A constructive dismissal involves unilateral actions by the employer that results in a fundamental change to the employment contract, such as significant changes to compensation, title and duties. A constructive dismissal can even exist where there is a pattern of abusive behavior against the employee. If an employee is constructively dismissed, he/she may be entitled to consider him/herself terminated and sue for damages, including notice pay and other compensation. Constructive dismissals are a highly complex area of employment law and employees should not take steps without consulting a lawyer.
Employment-based discrimination is one of the largest complaints with the Human Rights Tribunal of Ontario. The Ontario Human Rights Code prohibits discrimination on the basis of age, ancestry, race, ethnic origin, disability, gender, religion, sex and sexual orientation.

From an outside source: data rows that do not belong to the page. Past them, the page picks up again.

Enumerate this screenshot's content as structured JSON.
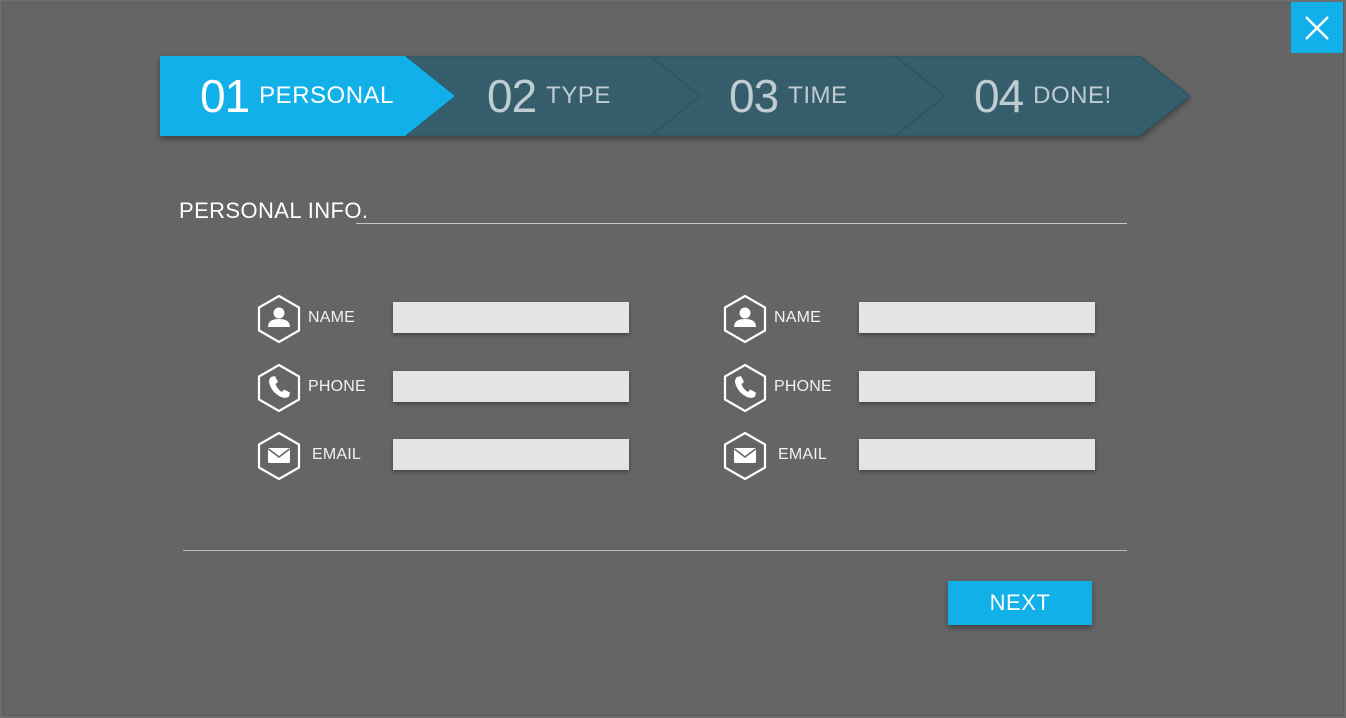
{
  "close_button": {
    "icon": "close-icon"
  },
  "steps": [
    {
      "num": "01",
      "label": "PERSONAL",
      "active": true
    },
    {
      "num": "02",
      "label": "TYPE",
      "active": false
    },
    {
      "num": "03",
      "label": "TIME",
      "active": false
    },
    {
      "num": "04",
      "label": "DONE!",
      "active": false
    }
  ],
  "section": {
    "title": "PERSONAL INFO."
  },
  "left_form": {
    "name_label": "NAME",
    "phone_label": "PHONE",
    "email_label": "EMAIL",
    "name_value": "",
    "phone_value": "",
    "email_value": ""
  },
  "right_form": {
    "name_label": "NAME",
    "phone_label": "PHONE",
    "email_label": "EMAIL",
    "name_value": "",
    "phone_value": "",
    "email_value": ""
  },
  "footer": {
    "next_label": "NEXT"
  },
  "colors": {
    "accent": "#12b0e8",
    "step_inactive": "#365d6b",
    "background": "#656565",
    "input": "#e4e4e4"
  }
}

Human rights complaints usually take the form of discrimination or sexual harassment claims. Under the Code, discrimination can occur as early as the job posting itself, and as late as after an employee is dismissed or resigns. If an employee is able to prove discrimination, he/she may be entitled to lost wages, damages for injury to dignity, feelings and self-respect and other compensation. There is a general trend towards higher damages awards in discrimination and sexual harassment claims. Our lawyers have successfully represented employers and employees in such cases.
A departing employee, director or officer may be prohibited from competing with his/her former employer if their contract contains non-competition and non-solicitation clauses. In some cases, an individual may even have fiduciary obligations to their former employer that prevent them from competing. Together, such restrictions are often referred to as “restraints of trade”. When a departing employee competes with their former employer, a number of key issues arise, such as: Are the non-compete and non-solicit clauses enforceable? Was the employee a fiduciary to the company? Have they actively solicited customers? Is an injunction needed to restrain the departing employee? We have represented employers and departing employees in such cases, including in emergency injunctions to restrain unlawful competition and also to preserve a departing employee’s right to lawfully compete.

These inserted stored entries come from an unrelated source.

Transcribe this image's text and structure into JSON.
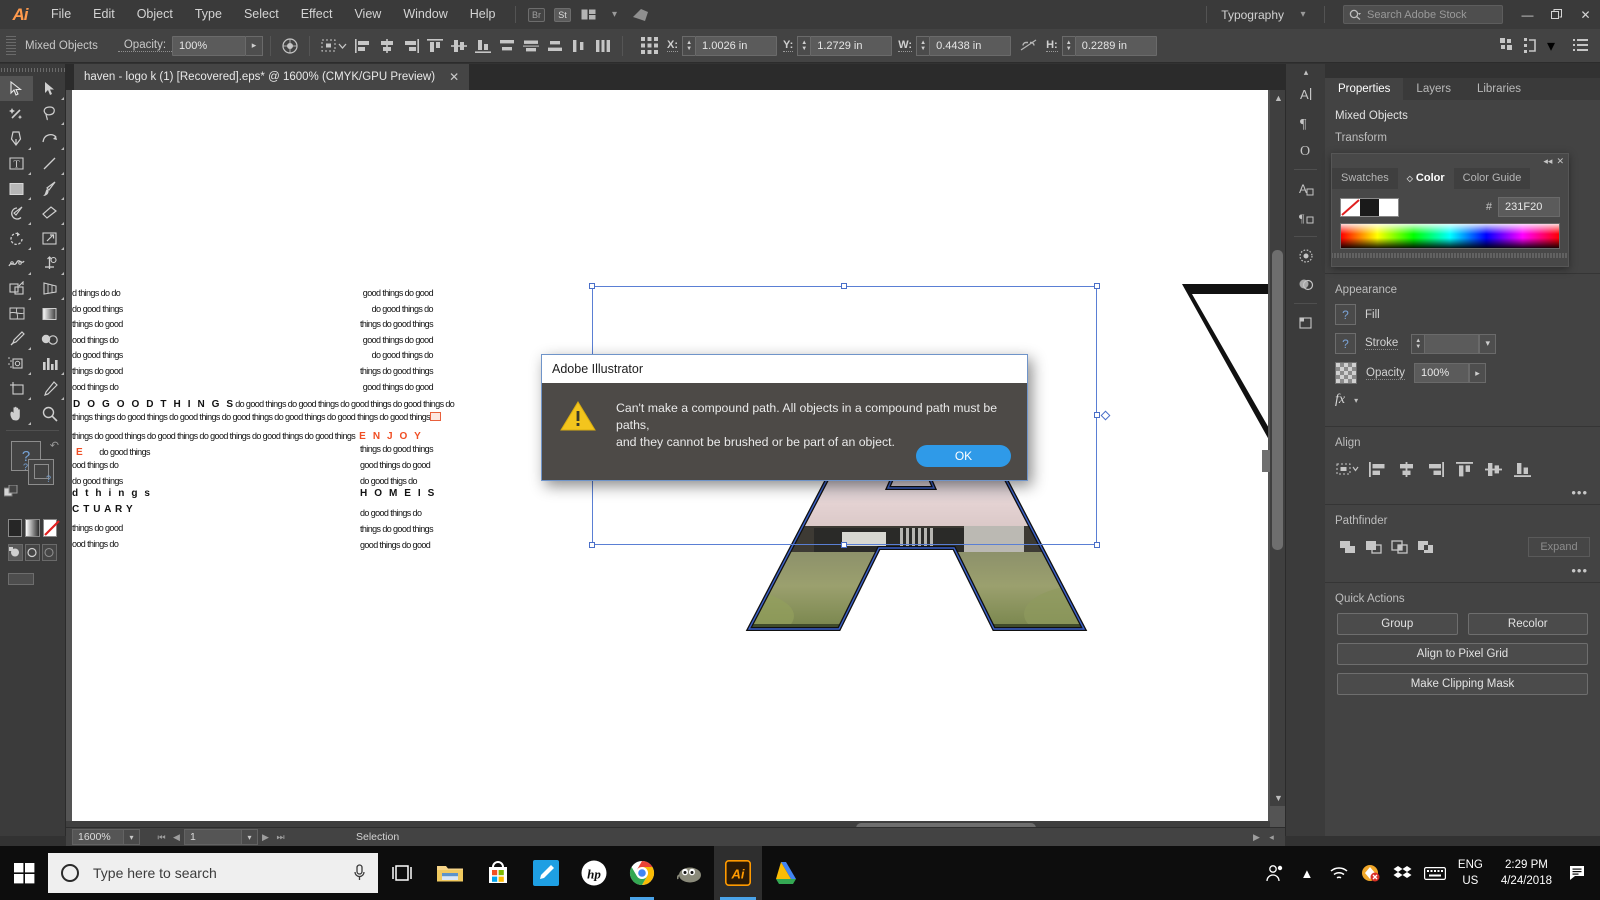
{
  "app": {
    "name": "Adobe Illustrator",
    "logo": "Ai",
    "menus": [
      "File",
      "Edit",
      "Object",
      "Type",
      "Select",
      "Effect",
      "View",
      "Window",
      "Help"
    ],
    "bridge_badge": "Br",
    "stock_badge": "St",
    "workspace": "Typography",
    "search_placeholder": "Search Adobe Stock",
    "window_buttons": {
      "minimize": "—",
      "restore": "❐",
      "close": "✕"
    }
  },
  "controlbar": {
    "selection_label": "Mixed Objects",
    "opacity_label": "Opacity:",
    "opacity_value": "100%",
    "x_label": "X:",
    "x_value": "1.0026 in",
    "y_label": "Y:",
    "y_value": "1.2729 in",
    "w_label": "W:",
    "w_value": "0.4438 in",
    "h_label": "H:",
    "h_value": "0.2289 in"
  },
  "document": {
    "tab_title": "haven - logo k (1) [Recovered].eps* @ 1600% (CMYK/GPU Preview)",
    "close_glyph": "✕"
  },
  "artwork": {
    "tiny_line_a": "good things do do",
    "tiny_line_b": "do good things",
    "tiny_line_c": "things do good",
    "tiny_line_d": "good things do",
    "headline_1": "D O  G O O D  T H I N G S",
    "headline_2": "E N J O Y",
    "headline_3": "E",
    "headline_4": "d t h i n g s",
    "headline_5": "C T U A R Y",
    "headline_6": "H O M E    I S",
    "left_lines": [
      "d things do do",
      "do good things",
      "things do good",
      "ood things do",
      "do good things",
      "things do good",
      "ood things do"
    ],
    "right_lines": [
      "good things do good",
      "do good things do",
      "things do good things",
      "good things do good",
      "do good things do",
      "things do good things",
      "good things do good"
    ],
    "run_line": "do good things do good things do good things do good things do",
    "run_line_2": "things things do good things do good things do good things do good things do good things do good things do",
    "run_line_3": "things do good things do good things do good things do good things do good things",
    "lower_left": [
      "ood things do",
      "do good things",
      "d t h i n g s",
      "C T U A R Y",
      "things do good",
      "ood things do"
    ],
    "lower_right": [
      "things do good things",
      "good things do good",
      "do good  thigs  do",
      "H O M E    I S",
      "do good things do",
      "things do good things",
      "good things do good"
    ]
  },
  "dialog": {
    "title": "Adobe Illustrator",
    "message_line_1": "Can't make a compound path. All objects in a compound path must be paths,",
    "message_line_2": "and they cannot be brushed or be part of an object.",
    "ok_label": "OK",
    "icon": "warning-triangle-icon"
  },
  "properties": {
    "tabs": [
      {
        "label": "Properties",
        "active": true
      },
      {
        "label": "Layers",
        "active": false
      },
      {
        "label": "Libraries",
        "active": false
      }
    ],
    "selection_type": "Mixed Objects",
    "transform_title": "Transform",
    "appearance_title": "Appearance",
    "fill_label": "Fill",
    "stroke_label": "Stroke",
    "stroke_weight": "",
    "opacity_label": "Opacity",
    "opacity_value": "100%",
    "fx_label": "fx",
    "align_title": "Align",
    "pathfinder_title": "Pathfinder",
    "expand_label": "Expand",
    "quick_actions_title": "Quick Actions",
    "quick_actions": [
      "Group",
      "Recolor",
      "Align to Pixel Grid",
      "Make Clipping Mask"
    ],
    "more_glyph": "•••"
  },
  "color_panel": {
    "tabs": [
      {
        "label": "Swatches",
        "active": false
      },
      {
        "label": "Color",
        "active": true
      },
      {
        "label": "Color Guide",
        "active": false
      }
    ],
    "hash_label": "#",
    "hex_value": "231F20",
    "none_swatch": "none-swatch",
    "fill_swatch": "#231F20",
    "stroke_swatch": "#FFFFFF"
  },
  "statusbar": {
    "zoom_value": "1600%",
    "artboard_number": "1",
    "tool_status": "Selection",
    "nav_first": "⏮",
    "nav_prev": "◀",
    "nav_next": "▶",
    "nav_last": "⏭"
  },
  "toolbar": {
    "tools": [
      "selection-tool",
      "direct-selection-tool",
      "magic-wand-tool",
      "lasso-tool",
      "pen-tool",
      "curvature-tool",
      "type-tool",
      "line-segment-tool",
      "rectangle-tool",
      "paintbrush-tool",
      "shaper-tool",
      "eraser-tool",
      "rotate-tool",
      "scale-tool",
      "width-tool",
      "free-transform-tool",
      "shape-builder-tool",
      "perspective-grid-tool",
      "mesh-tool",
      "gradient-tool",
      "eyedropper-tool",
      "blend-tool",
      "symbol-sprayer-tool",
      "column-graph-tool",
      "artboard-tool",
      "slice-tool",
      "hand-tool",
      "zoom-tool"
    ],
    "fill_color": "#231F20",
    "stroke_color": "none",
    "color_mode_swatches": [
      "color-swatch",
      "gradient-swatch",
      "none-swatch"
    ],
    "draw_modes": [
      "draw-normal",
      "draw-behind",
      "draw-inside"
    ]
  },
  "taskbar": {
    "start": "windows-start-icon",
    "search_placeholder": "Type here to search",
    "mic": "microphone-icon",
    "task_view": "task-view-icon",
    "apps": [
      "file-explorer-icon",
      "microsoft-store-icon",
      "blue-pen-app-icon",
      "hp-icon",
      "google-chrome-icon",
      "gimp-icon",
      "adobe-illustrator-icon",
      "google-drive-icon"
    ],
    "tray": [
      "people-icon",
      "show-hidden-icons-chevron",
      "wifi-icon",
      "security-alert-icon",
      "dropbox-icon",
      "keyboard-icon"
    ],
    "language": "ENG",
    "region": "US",
    "time": "2:29 PM",
    "date": "4/24/2018",
    "action_center": "action-center-icon"
  },
  "colors": {
    "accent_blue": "#2f9ae8",
    "selection_blue": "#4a6fc8",
    "orange_text": "#f04e23",
    "warning_yellow": "#f5c518",
    "panel_bg": "#434343",
    "chrome_bg": "#3a3a3a"
  }
}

As the modern workplace evolves, the use of independent contractors has continued to rise. Businesses and their contractors must craft their contractor agreements and business arrangements carefully to avoid unintended outcomes. A poorly executed contractor arrangement can lead to unplanned payroll tax and HST liabilities, notice pay and severance obligations and other exposures. We have assisted businesses and contractors to create more robust and predictable contractor arrangements.
In addition to litigation services, we regularly advise employers and employees on termination packages, hiring practices, employment contracts, workplace policies, Employment Standards Act compliance and disability issues.